As Hurd matured she became rebellious and as a teenager her grandmother was unable to control her. Eventually, her dad decided to move Hurd to Southern California to live with him.
“When my grandma couldn’t handle me anymore, my dad stepped in to put me in check,” she said. “The transition was rough, I mean, I went from being with people I had been with almost my whole life to having to make new friends and adjusting to living in an RV with my dad.”
Hurd finally got the full military brat experience and moved to three different high schools across Southern California in three years, but she was able to adapt due to her previous experiences and became a chameleon when it came to fitting in socially.
But as high school graduation approached, Hurd found herself aimless in the search for her future.
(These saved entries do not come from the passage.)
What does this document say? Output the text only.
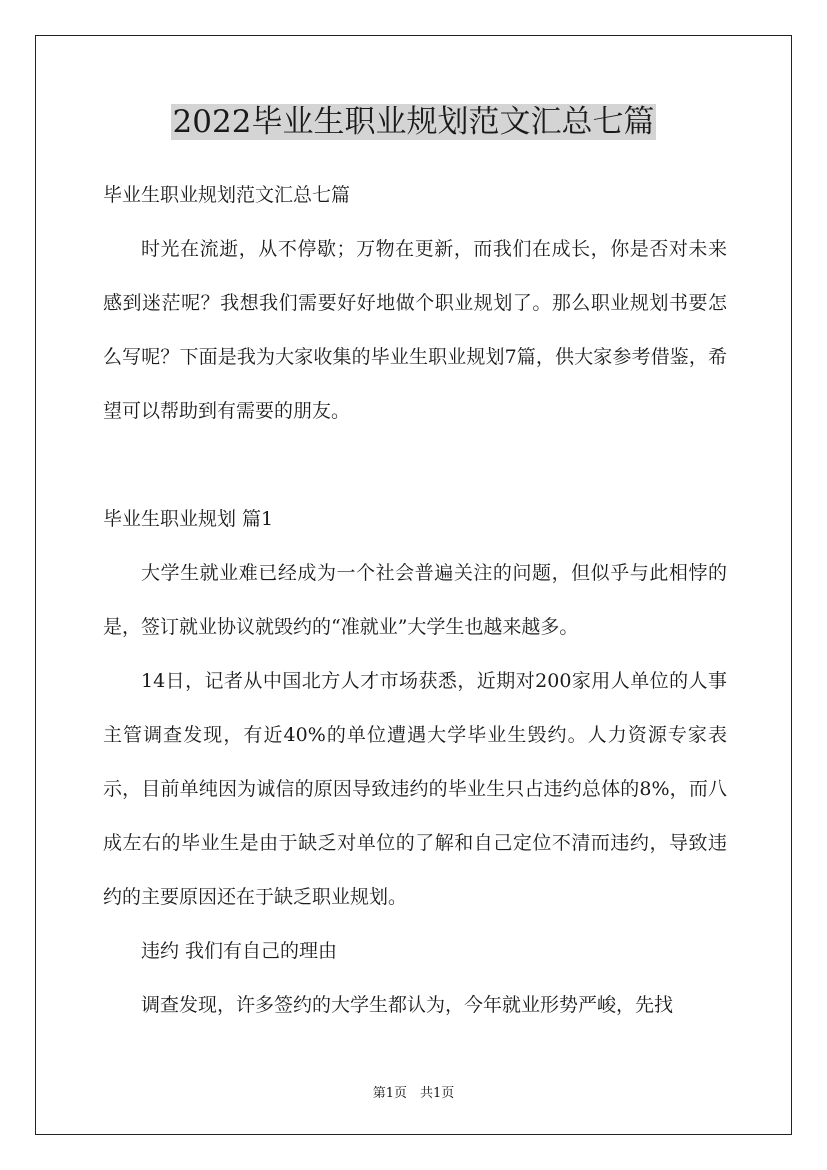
2022毕业生职业规划范文汇总七篇

毕业生职业规划范文汇总七篇

时光在流逝，从不停歇；万物在更新，而我们在成长，你是否对未来感到迷茫呢？我想我们需要好好地做个职业规划了。那么职业规划书要怎么写呢？下面是我为大家收集的毕业生职业规划7篇，供大家参考借鉴，希望可以帮助到有需要的朋友。

毕业生职业规划 篇1

大学生就业难已经成为一个社会普遍关注的问题，但似乎与此相悖的是，签订就业协议就毁约的“准就业”大学生也越来越多。

14日，记者从中国北方人才市场获悉，近期对200家用人单位的人事主管调查发现，有近40%的单位遭遇大学毕业生毁约。人力资源专家表示，目前单纯因为诚信的原因导致违约的毕业生只占违约总体的8%，而八成左右的毕业生是由于缺乏对单位的了解和自己定位不清而违约，导致违约的主要原因还在于缺乏职业规划。

违约 我们有自己的理由

调查发现，许多签约的大学生都认为，今年就业形势严峻，先找

第1页　共1页
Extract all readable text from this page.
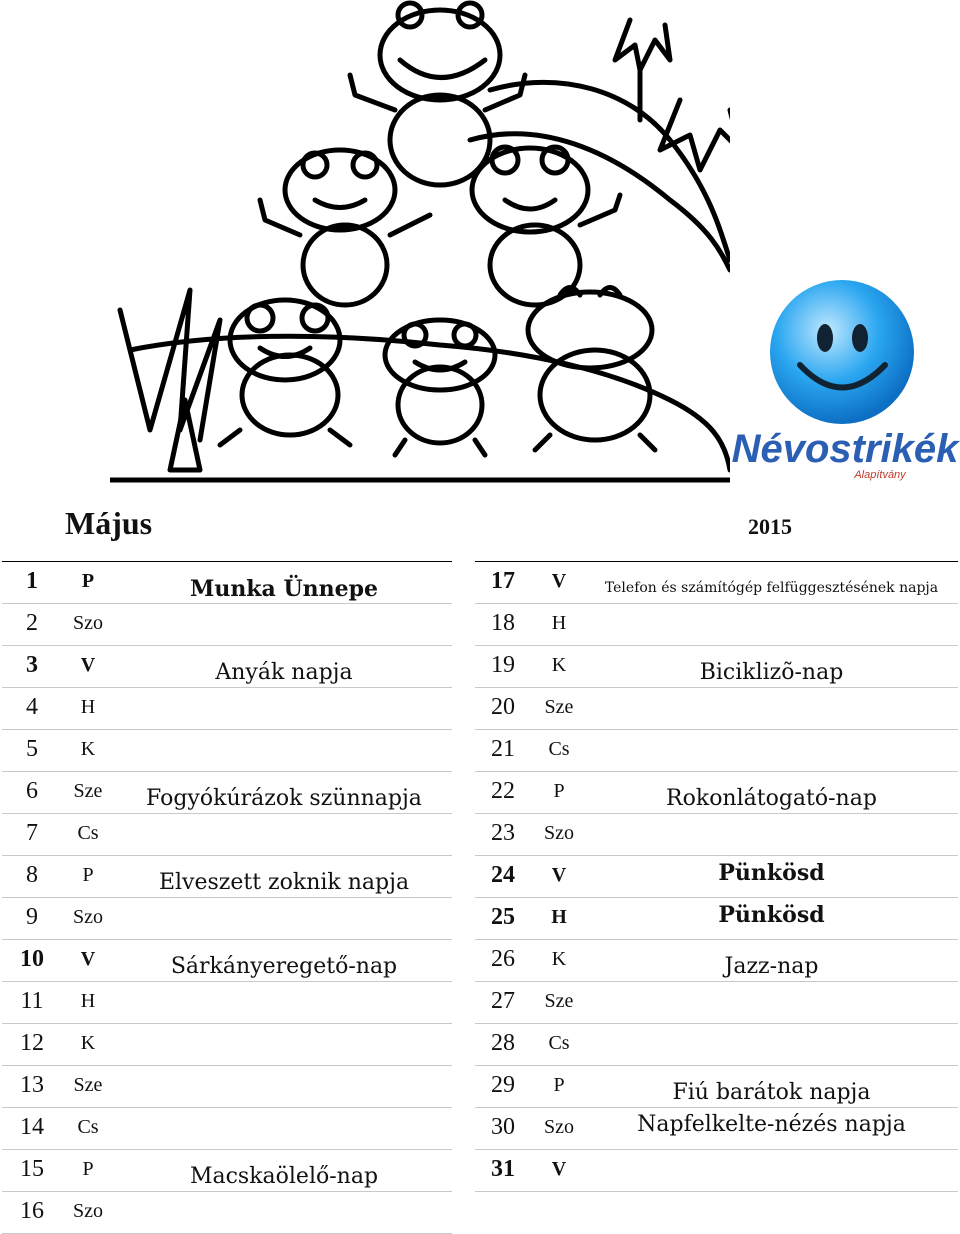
Névostrikék
Alapítvány
Május	2015
1	P	Munka Ünnepe
2	Szo
3	V	Anyák napja
4	H
5	K
6	Sze	Fogyókúrázok szünnapja
7	Cs
8	P	Elveszett zoknik napja
9	Szo
10	V	Sárkányeregető-nap
11	H
12	K
13	Sze
14	Cs
15	P	Macskaölelő-nap
16	Szo
17	V	Telefon és számítógép felfüggesztésének napja
18	H
19	K	Biciklizõ-nap
20	Sze
21	Cs
22	P	Rokonlátogató-nap
23	Szo
24	V	Pünkösd
25	H	Pünkösd
26	K	Jazz-nap
27	Sze
28	Cs
29	P	Fiú barátok napja
30	Szo	Napfelkelte-nézés napja
31	V
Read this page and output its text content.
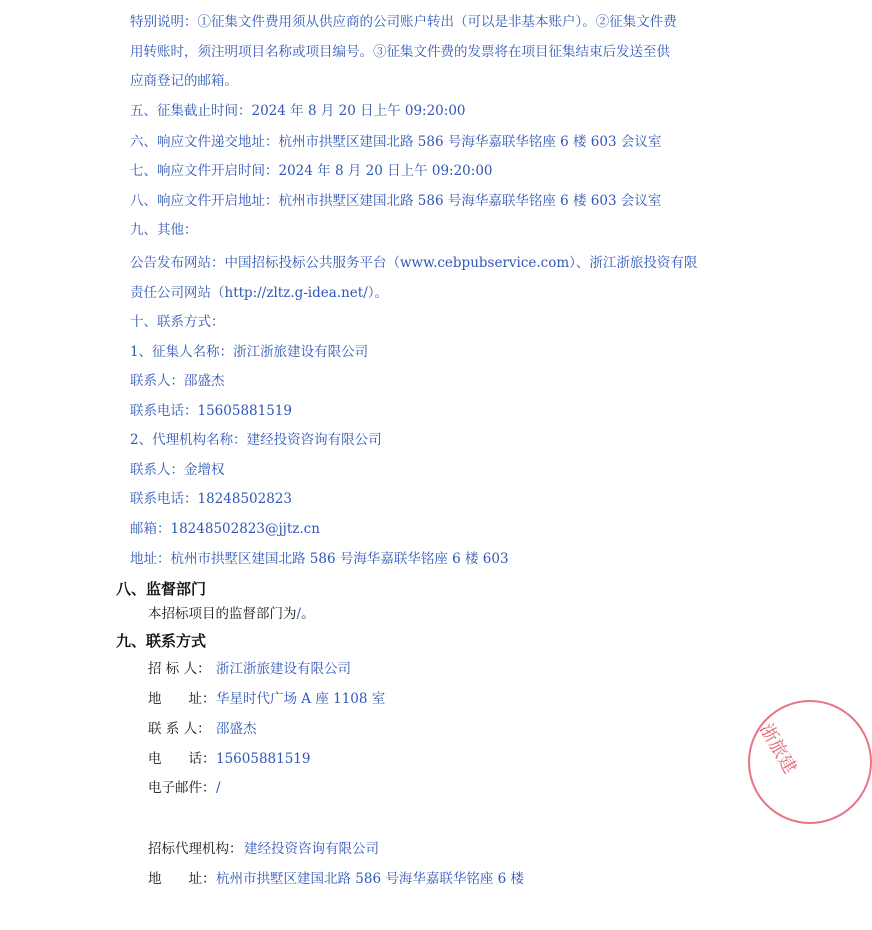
特别说明：①征集文件费用须从供应商的公司账户转出（可以是非基本账户）。②征集文件费
用转账时，须注明项目名称或项目编号。③征集文件费的发票将在项目征集结束后发送至供
应商登记的邮箱。
五、征集截止时间：2024 年 8 月 20 日上午 09:20:00
六、响应文件递交地址：杭州市拱墅区建国北路 586 号海华嘉联华铭座 6 楼 603 会议室
七、响应文件开启时间：2024 年 8 月 20 日上午 09:20:00
八、响应文件开启地址：杭州市拱墅区建国北路 586 号海华嘉联华铭座 6 楼 603 会议室
九、其他：
公告发布网站：中国招标投标公共服务平台（www.cebpubservice.com）、浙江浙旅投资有限
责任公司网站（http://zltz.g-idea.net/）。
十、联系方式：
1、征集人名称：浙江浙旅建设有限公司
联系人：邵盛杰
联系电话：15605881519
2、代理机构名称：建经投资咨询有限公司
联系人：金增权
联系电话：18248502823
邮箱：18248502823@jjtz.cn
地址：杭州市拱墅区建国北路 586 号海华嘉联华铭座 6 楼 603
八、监督部门
本招标项目的监督部门为/。
九、联系方式
招 标 人： 浙江浙旅建设有限公司
地　　址：华星时代广场 A 座 1108 室
联 系 人： 邵盛杰
电　　话：15605881519
电子邮件：/
招标代理机构： 建经投资咨询有限公司
地　　址：杭州市拱墅区建国北路 586 号海华嘉联华铭座 6 楼
浙旅建
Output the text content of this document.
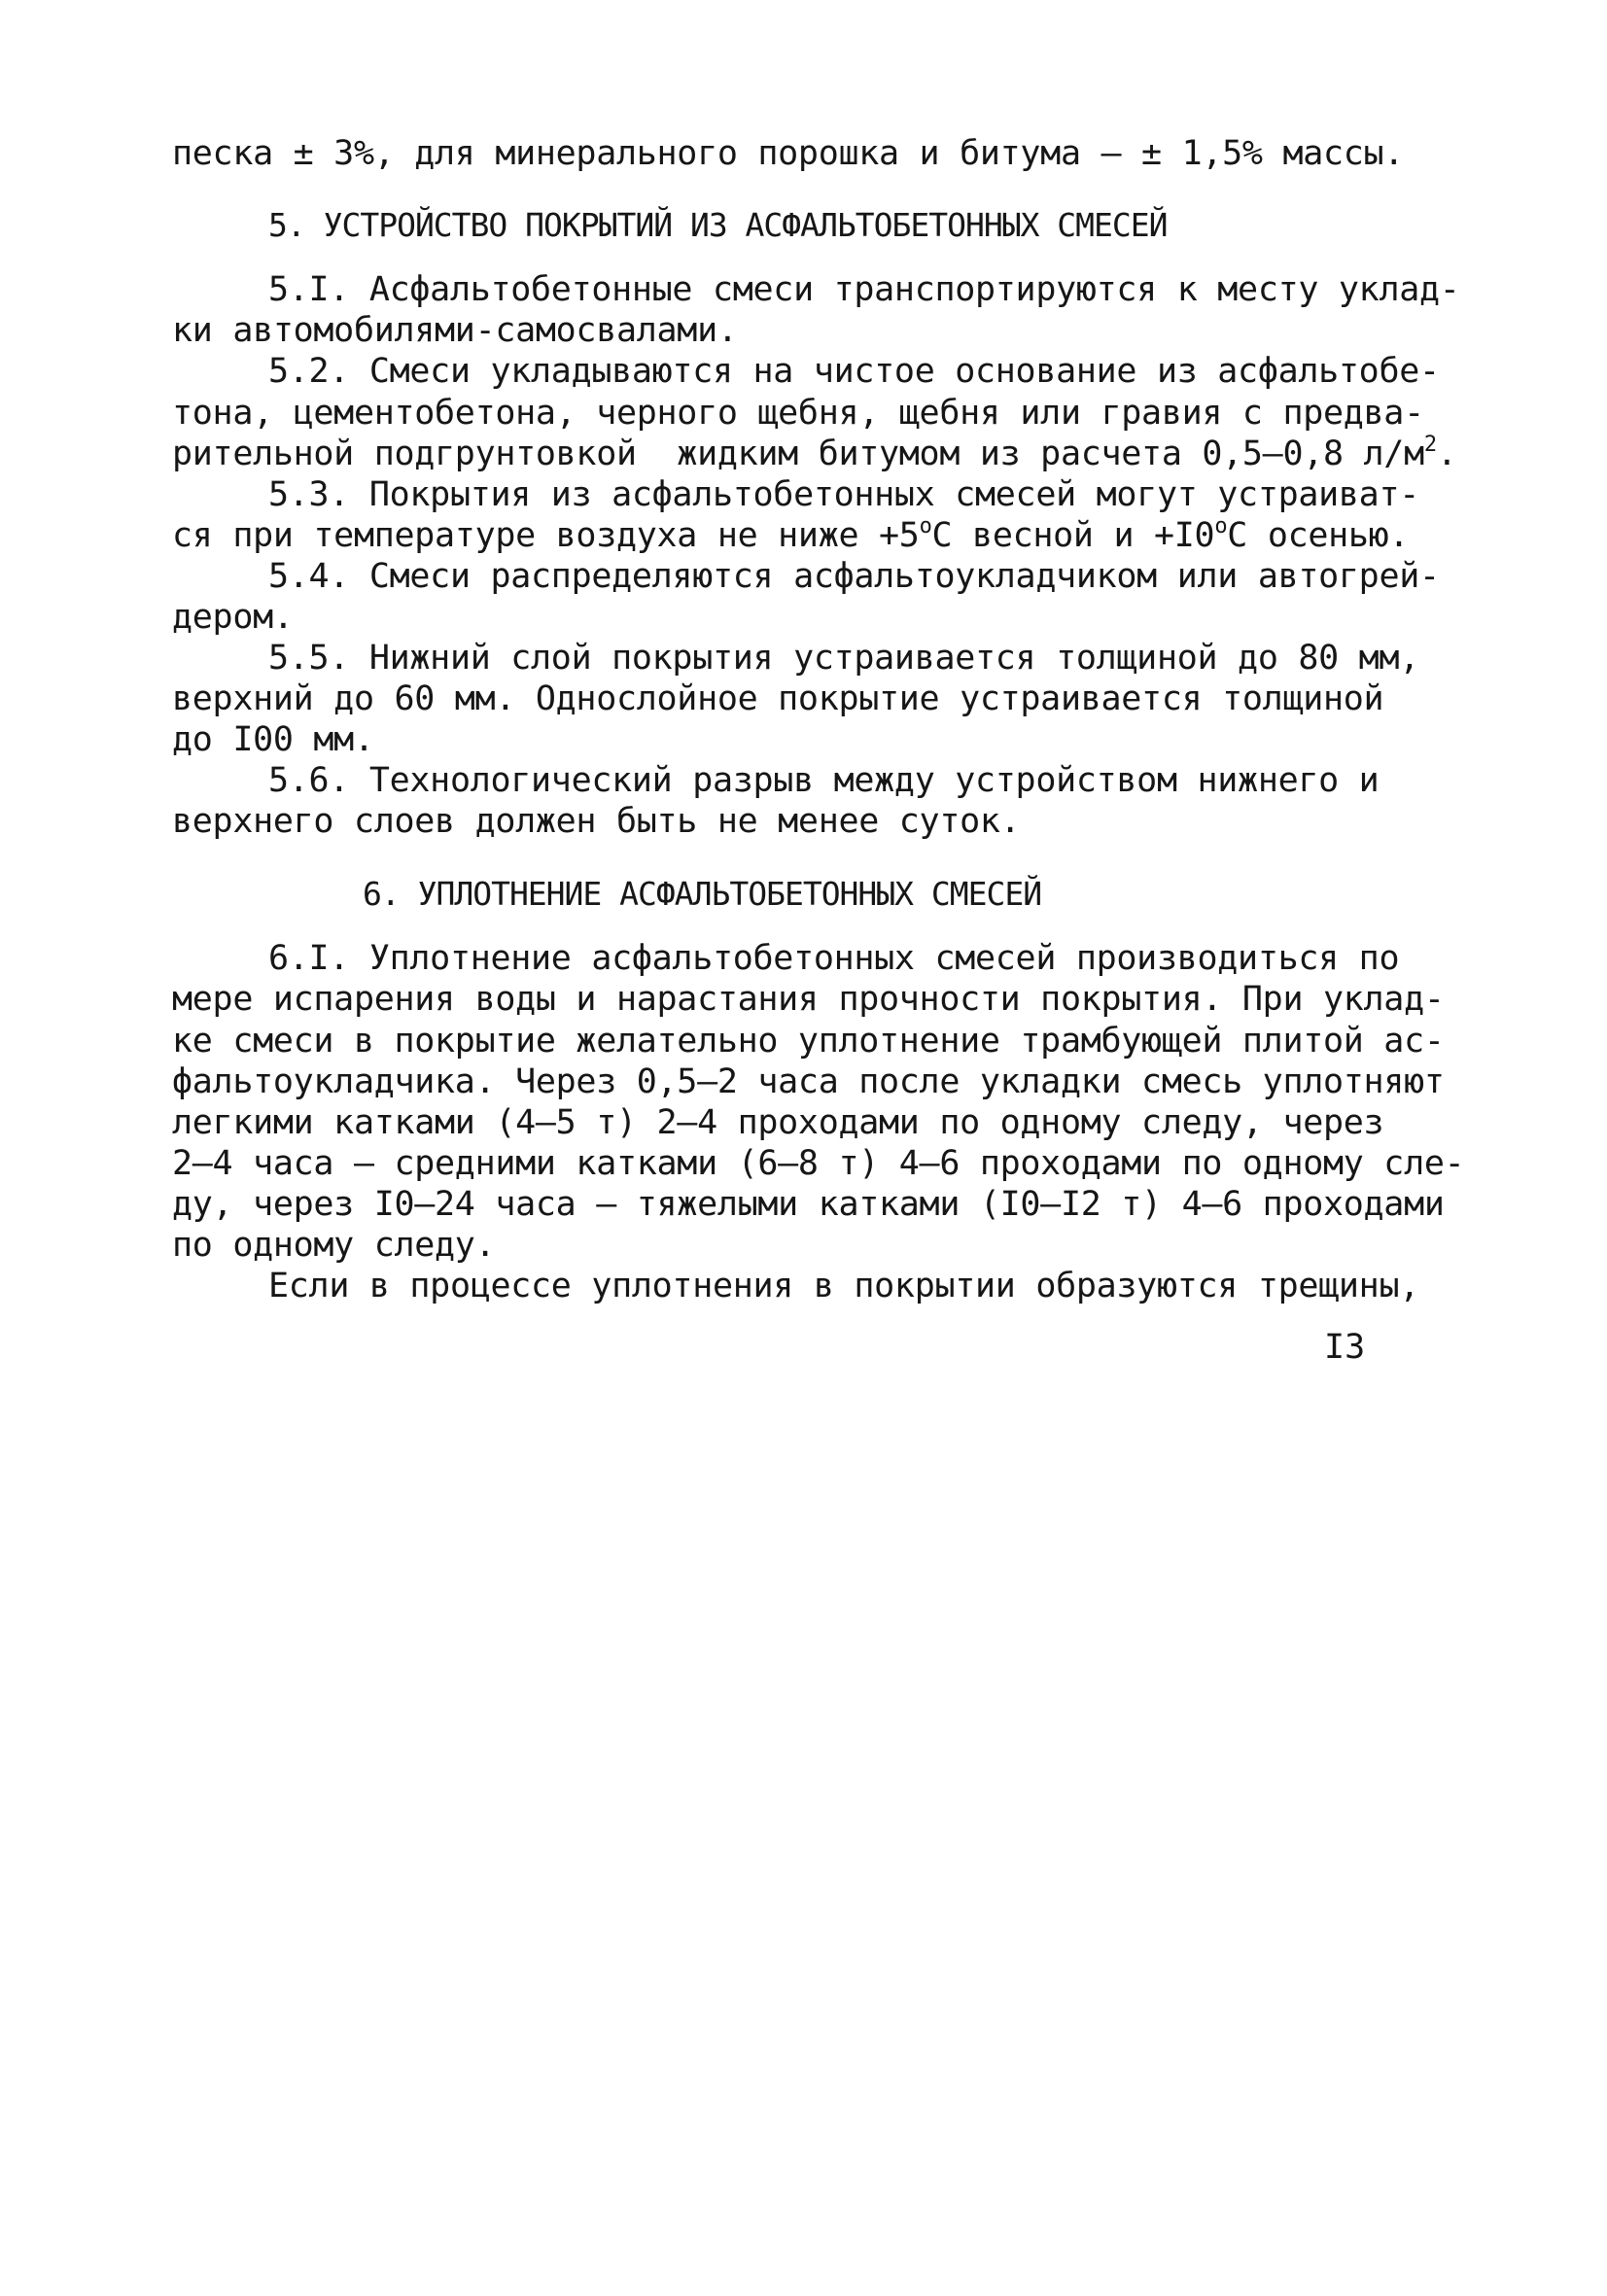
песка ± 3%, для минерального порошка и битума – ± 1,5% массы.
5. УСТРОЙСТВО ПОКРЫТИЙ ИЗ АСФАЛЬТОБЕТОННЫХ СМЕСЕЙ
5.I. Асфальтобетонные смеси транспортируются к месту уклад-
ки автомобилями-самосвалами.
5.2. Смеси укладываются на чистое основание из асфальтобе-
тона, цементобетона, черного щебня, щебня или гравия с предва-
рительной подгрунтовкой  жидким битумом из расчета 0,5–0,8 $л/м^2$.
5.3. Покрытия из асфальтобетонных смесей могут устраиват-
ся при температуре воздуха не ниже $+5^oС$ весной $и +I0^oС$ осенью.
5.4. Смеси распределяются асфальтоукладчиком или автогрей-
дером.
5.5. Нижний слой покрытия устраивается толщиной до 80 мм,
верхний до 60 мм. Однослойное покрытие устраивается толщиной
до I00 мм.
5.6. Технологический разрыв между устройством нижнего и
верхнего слоев должен быть не менее суток.
6. УПЛОТНЕНИЕ АСФАЛЬТОБЕТОННЫХ СМЕСЕЙ
6.I. Уплотнение асфальтобетонных смесей производиться по
мере испарения воды и нарастания прочности покрытия. При уклад-
ке смеси в покрытие желательно уплотнение трамбующей плитой ас-
фальтоукладчика. Через 0,5–2 часа после укладки смесь уплотняют
легкими катками (4–5 т) 2–4 проходами по одному следу, через
2–4 часа – средними катками (6–8 т) 4–6 проходами по одному сле-
ду, через I0–24 часа – тяжелыми катками (I0–I2 т) 4–6 проходами
по одному следу.
Если в процессе уплотнения в покрытии образуются трещины,
I3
She took a gap year between high school and university to explore what possible careers she would ultimately pursue. All roads lead to her following her parents in military service.
“I said I was going to go to college, but I never liked school,” she said. “But watching my dad have so much fun in the Marine Corps, it was a no-brainer I was going to enlist in one of the military branches.”
She wanted to become a Marine, following her father’s footsteps, as she saw his military experiences as exciting. But a one-year delay in shipment caused her to explore other branches.
Ultimately, Hurd decided to join the Army with her father’s blessing and recommendation.
“My dad knew me and knew the male-dominated culture of the Marine Corps, and he thought it would be a better fit for me in the Army,” she said. “Between each of the branches my family members joined, I think we each joined the branch we were meant to be in based on our personalities.”
The challenges women face in the Marine Corps are not unique to only one branch, but Hurd sees herself as lucky given she has not experienced much hardship due to her being a woman in the Army. She believes that is because of the women who have served before her across all branches.
“My mom has been through therapy and learned to talk to us about what she has experienced,” Hurd said. “She has been through a lot and she has seen a lot, whether it was due to combat or having to prove herself to her male colleagues as an MP, and she made it out the other side in one piece. She’s tough as nails and I look up to her for that.”